Rugs or carpets that aren't wall to wall, permanently-fixed carpeting can be cleaned to remove mold. The best thing is to talk to a professional carpet cleaning service or mold removal professional. Make sure they know how to remove mold from carpets or rugs and they have had experience at it. You should be able to remove the carpet and send it to them to professionally clean and dry it to remove the mold.

If you want to try to clean the mold yourself from your rug or non-fixed carpet you should first take it outside. Then spread it out, for example on the driveway, and hose both sides.

Next use a mold killing or cleaning solution on the moldy area of the carpet and scrub the mold away. Some of the most effective mold killers and cleaners can be found at Killing Mold. After you have finished you should rinse the carpet well.

Use a wet vacuum on the carpet, if you have one, to help dry it out faster once you've rinsed it. Then let the carpet dry in the sun, making sure both sides get completely dried. Only take the carpet back into your home if it is perfectly dry all the way through.

Once the carpet's dry HEPA vacuum it to remove any mold spores that might be left in it. Beating the carpet on the line when it's dry also helps to remove mold spores and other dirt and dust from it.


Mold on Tiles and Grout

You'll often see mold growing on tiles in places like the bathroom. The good news is that mold can easily be cleaned from the non-porous surfaces of tiles.

How to Remove Mold from Tiles and Grout

Begin by scrubbing the mold off of the tiles and grout. You should use a scrubbing brush along with a household cleaning product or mold killing product. There are also commercial tile or grout cleaners you can buy.

After this you'll probably find there is still mold stains left on the grout. You can use bleach to fade these stains away. Before you use the bleach you should spot test it to make sure that it won't discolor your tiles. You should also wear gloves to protect your hands from the bleach.

Apply the bleach to the grout and leave it sit for about 10 minutes. Instead of chlorine bleach you can use hydrogen peroxide if you like, or buy a product like Oxiclean which contains oxygen bleach. If you have a septic system it's better to use oxygen bleach than chlorine bleach.

Another alternative is to use baking soda. Mix it with water to create a paste and then use a toothbrush to scrub it onto the grout.

If you find the stain remains on the grout after bleaching then repeat the process. Afterwards rinse the bleach off thoroughly with water.

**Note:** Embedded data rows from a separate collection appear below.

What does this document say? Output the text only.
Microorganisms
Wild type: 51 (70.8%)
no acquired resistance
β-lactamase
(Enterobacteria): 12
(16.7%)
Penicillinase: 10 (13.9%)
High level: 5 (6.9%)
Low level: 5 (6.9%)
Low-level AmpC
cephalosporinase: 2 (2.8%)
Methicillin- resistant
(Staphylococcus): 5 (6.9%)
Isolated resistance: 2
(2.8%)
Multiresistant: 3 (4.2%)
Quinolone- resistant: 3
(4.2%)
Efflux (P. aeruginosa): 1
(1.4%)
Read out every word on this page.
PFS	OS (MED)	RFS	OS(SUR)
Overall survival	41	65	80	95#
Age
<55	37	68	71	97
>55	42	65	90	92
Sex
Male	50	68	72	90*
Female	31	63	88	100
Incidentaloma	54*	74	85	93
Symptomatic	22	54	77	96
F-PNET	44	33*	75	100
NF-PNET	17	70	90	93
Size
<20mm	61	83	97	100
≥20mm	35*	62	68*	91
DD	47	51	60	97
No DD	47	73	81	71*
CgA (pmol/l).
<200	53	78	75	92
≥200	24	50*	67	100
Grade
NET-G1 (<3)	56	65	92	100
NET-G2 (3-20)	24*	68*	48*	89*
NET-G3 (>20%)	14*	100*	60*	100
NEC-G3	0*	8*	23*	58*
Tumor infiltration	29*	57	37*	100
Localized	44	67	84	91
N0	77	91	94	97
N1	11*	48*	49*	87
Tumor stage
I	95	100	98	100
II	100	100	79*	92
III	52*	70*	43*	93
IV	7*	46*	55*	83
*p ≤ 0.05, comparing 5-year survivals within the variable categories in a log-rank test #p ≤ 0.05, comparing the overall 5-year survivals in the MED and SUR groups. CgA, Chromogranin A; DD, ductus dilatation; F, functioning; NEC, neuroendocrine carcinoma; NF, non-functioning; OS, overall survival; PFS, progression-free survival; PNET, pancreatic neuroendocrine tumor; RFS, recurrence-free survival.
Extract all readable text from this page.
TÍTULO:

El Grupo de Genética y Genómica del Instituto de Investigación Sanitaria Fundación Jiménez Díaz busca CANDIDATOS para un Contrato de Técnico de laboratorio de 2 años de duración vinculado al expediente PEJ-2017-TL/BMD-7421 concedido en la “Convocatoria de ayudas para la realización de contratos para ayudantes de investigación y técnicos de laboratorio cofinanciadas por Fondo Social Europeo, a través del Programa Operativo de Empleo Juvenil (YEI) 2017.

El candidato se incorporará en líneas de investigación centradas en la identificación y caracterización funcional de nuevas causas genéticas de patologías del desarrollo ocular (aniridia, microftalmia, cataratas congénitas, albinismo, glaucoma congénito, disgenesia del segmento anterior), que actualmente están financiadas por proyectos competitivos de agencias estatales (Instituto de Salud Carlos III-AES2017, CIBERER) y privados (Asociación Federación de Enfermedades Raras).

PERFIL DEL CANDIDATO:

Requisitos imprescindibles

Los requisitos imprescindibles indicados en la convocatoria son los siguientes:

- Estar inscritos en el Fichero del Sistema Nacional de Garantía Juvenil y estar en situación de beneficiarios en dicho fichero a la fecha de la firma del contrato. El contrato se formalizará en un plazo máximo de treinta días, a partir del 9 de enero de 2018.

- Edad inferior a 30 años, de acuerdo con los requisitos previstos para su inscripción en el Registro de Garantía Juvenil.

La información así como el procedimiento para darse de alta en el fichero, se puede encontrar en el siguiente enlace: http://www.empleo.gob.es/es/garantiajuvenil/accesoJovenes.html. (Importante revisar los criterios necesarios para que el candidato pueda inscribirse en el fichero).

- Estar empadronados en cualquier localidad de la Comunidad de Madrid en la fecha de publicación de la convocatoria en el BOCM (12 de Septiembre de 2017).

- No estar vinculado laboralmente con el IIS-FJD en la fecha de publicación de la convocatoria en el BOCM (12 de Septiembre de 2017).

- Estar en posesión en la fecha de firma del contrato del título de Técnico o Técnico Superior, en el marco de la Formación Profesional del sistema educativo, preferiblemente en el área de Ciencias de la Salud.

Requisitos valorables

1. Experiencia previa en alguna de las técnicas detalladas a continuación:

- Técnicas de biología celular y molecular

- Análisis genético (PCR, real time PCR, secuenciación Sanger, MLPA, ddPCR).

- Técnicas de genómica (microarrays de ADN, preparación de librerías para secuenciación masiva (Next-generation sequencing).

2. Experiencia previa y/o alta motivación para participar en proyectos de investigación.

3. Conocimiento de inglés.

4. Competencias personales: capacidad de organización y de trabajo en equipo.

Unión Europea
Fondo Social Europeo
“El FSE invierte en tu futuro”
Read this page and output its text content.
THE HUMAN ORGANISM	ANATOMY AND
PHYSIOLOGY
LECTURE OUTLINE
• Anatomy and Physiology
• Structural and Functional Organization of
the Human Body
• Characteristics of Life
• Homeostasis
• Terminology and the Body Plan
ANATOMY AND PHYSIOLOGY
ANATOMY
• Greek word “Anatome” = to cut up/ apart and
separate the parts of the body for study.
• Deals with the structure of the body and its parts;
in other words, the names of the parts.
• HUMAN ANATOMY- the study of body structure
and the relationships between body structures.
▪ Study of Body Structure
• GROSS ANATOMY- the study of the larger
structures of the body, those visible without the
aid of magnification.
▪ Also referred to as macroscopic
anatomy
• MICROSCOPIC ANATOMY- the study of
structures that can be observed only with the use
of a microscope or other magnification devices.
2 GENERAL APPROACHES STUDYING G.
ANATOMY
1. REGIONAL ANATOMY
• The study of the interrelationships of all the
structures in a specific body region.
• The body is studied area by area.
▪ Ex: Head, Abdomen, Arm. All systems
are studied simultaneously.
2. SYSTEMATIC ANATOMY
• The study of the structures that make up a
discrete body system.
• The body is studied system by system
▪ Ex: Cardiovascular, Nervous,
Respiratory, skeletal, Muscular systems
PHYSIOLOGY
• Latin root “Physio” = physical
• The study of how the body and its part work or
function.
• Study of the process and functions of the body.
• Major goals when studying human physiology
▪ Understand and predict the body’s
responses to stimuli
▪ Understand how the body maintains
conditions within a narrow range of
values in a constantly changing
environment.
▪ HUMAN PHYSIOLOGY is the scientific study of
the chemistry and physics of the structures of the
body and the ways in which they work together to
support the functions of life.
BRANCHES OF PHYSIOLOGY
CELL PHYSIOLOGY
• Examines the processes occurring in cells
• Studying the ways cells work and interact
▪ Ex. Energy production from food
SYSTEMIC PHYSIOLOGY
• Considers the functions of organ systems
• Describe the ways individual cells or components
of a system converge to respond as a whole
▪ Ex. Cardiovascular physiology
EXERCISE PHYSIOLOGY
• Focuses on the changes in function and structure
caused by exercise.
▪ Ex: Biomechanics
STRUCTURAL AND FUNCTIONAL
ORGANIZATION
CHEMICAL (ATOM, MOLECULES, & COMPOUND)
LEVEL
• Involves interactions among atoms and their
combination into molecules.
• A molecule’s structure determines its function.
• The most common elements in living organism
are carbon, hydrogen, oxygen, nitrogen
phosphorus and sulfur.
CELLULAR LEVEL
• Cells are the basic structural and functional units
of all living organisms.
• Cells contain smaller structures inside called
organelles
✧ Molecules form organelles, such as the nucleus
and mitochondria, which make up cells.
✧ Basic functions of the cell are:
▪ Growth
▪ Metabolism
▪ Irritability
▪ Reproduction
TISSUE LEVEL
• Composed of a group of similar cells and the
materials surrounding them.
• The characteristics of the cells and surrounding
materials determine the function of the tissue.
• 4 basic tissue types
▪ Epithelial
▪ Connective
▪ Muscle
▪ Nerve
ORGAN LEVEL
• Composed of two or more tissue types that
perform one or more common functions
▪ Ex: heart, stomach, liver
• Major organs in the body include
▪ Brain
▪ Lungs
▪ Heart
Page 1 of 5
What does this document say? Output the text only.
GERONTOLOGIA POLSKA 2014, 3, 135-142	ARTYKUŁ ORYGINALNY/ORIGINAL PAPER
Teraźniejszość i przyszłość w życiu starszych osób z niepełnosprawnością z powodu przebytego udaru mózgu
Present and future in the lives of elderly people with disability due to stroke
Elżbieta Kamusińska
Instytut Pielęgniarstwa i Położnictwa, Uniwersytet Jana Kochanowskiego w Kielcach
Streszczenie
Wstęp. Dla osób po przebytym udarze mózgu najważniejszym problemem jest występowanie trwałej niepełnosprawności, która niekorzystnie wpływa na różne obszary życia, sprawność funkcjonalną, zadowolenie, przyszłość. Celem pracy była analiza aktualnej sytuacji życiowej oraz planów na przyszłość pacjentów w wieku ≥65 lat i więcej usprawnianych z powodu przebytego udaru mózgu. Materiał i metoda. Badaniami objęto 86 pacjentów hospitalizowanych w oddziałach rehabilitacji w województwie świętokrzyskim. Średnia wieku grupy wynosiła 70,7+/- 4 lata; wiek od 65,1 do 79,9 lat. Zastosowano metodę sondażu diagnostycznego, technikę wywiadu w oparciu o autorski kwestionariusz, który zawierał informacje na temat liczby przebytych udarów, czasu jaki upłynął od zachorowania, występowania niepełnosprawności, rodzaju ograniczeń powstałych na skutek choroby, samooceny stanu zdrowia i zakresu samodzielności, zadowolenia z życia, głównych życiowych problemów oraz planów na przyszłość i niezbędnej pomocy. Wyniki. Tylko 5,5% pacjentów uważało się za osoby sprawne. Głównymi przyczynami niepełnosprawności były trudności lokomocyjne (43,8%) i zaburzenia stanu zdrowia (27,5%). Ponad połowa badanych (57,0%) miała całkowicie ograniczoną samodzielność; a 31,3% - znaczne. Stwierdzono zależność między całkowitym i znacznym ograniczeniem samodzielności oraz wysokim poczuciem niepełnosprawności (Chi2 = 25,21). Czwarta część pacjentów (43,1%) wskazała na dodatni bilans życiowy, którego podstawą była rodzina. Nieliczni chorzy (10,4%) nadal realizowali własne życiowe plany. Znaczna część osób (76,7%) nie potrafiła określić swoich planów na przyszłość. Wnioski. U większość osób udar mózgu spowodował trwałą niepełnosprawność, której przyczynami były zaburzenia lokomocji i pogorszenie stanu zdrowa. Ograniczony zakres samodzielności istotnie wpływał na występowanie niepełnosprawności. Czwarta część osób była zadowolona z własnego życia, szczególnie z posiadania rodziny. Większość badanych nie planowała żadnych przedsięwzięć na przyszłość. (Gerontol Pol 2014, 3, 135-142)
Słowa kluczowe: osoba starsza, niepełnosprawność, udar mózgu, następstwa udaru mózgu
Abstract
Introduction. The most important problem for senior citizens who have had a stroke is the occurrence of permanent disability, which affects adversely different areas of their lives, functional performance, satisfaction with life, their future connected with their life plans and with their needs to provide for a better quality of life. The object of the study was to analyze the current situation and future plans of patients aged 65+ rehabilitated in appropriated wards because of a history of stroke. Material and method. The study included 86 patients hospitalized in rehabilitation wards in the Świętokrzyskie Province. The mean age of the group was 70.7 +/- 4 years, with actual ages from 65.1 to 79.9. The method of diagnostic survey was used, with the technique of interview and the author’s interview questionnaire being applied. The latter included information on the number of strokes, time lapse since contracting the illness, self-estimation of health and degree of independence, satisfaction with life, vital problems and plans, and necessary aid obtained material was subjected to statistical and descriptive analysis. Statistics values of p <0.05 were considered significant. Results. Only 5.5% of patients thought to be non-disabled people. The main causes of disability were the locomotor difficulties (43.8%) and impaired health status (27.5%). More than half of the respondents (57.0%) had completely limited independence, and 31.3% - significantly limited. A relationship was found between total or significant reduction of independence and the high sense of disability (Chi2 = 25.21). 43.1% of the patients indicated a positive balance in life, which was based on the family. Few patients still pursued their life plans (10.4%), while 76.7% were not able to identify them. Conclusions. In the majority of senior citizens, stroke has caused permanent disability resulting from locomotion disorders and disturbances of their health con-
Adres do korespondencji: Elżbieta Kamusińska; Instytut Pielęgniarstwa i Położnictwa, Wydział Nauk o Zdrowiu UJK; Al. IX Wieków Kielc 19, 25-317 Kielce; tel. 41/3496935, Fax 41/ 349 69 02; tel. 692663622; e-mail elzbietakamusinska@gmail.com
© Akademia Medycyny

If the stains won't go away you can try using paper towels soaked in bleach. Saturate paper towels in bleach and then stick them to the grout where there are stains. Give it some time and this should fade away the mold stains on the grout.

Grout Sealer

Another thing you can do is apply grout sealer to the grout. This will protect you from any small amount of mold left on the grout and also help to prevent mold growing in the future.

Replacing Grout

You also have the option of replacing the grout all together. First you'll need to scrape out the old grout. You can use a flat head screwdriver for this. You can buy new grout mixture from the hardware store and apply it yourself. Sealing the new grout with grout sealer afterwards will give you even more mold protection.